You'd think a computer company would understand that a lot of engineering requires peace and quiet more than anything else. It doesn't even really require much machinery. Shower thoughts are real; some of the greatest insights happen in an environment completely devoid of distractions.
Me, I sometimes like working from home in long stretches. And sometimes I like spending a day working with a dozen other people. Chatting, whiteboarding, eating lunch. Then focusing again.

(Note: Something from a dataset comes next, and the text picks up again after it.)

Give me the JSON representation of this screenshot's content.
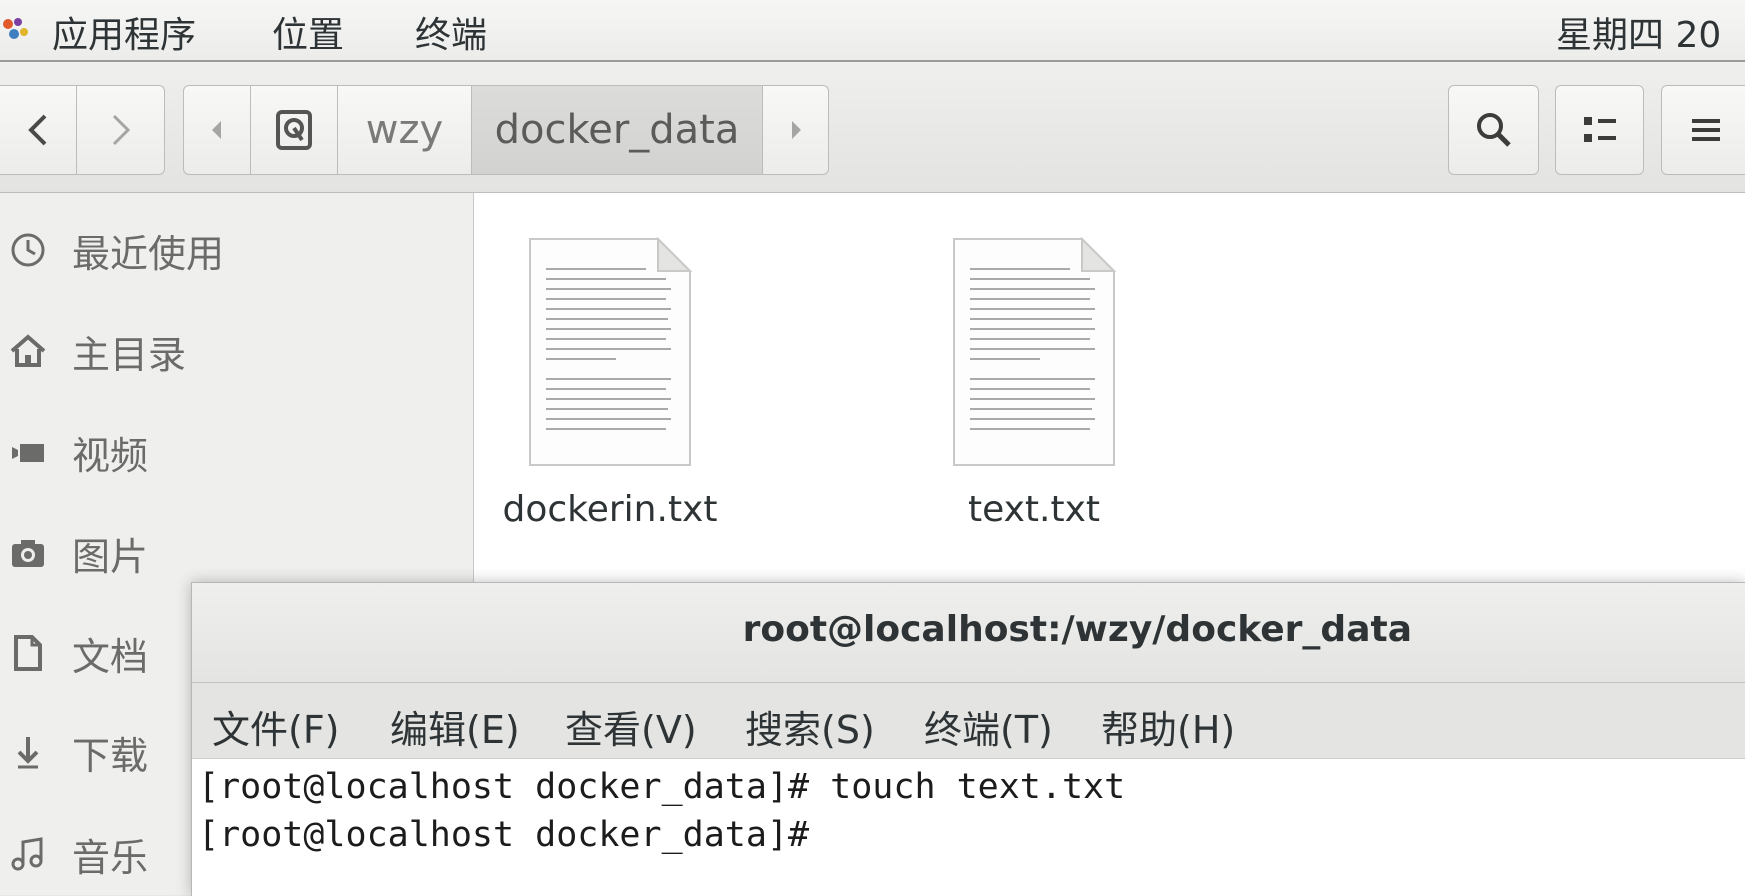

>I should also add that, as the letter points out, purely local meetings already did not exist before the pandemic for all but the smallest companies.
This. And even those small companies have phone calls with customers. All the same arguments apply there: sometimes, adding video to the call makes it better. Sometimes, adding screen sharing does. Sometimes, it would work best if it were local. Sometimes, the opposite is the case: just fire of an e-mail or make a ticket and let the engineers get to the issue when they can.
But that obviously adds a lot of cost and latency, so until we have Star Trek teleportation, we pick the right medium for the right time. Not everything should be or needs to be synchronous, but yes, asynchronous also isn't always the best option.
Apple was already facing a problem of attrition before this policy, and they're only making it worse. They're being stubborn, and it's about to hurt them.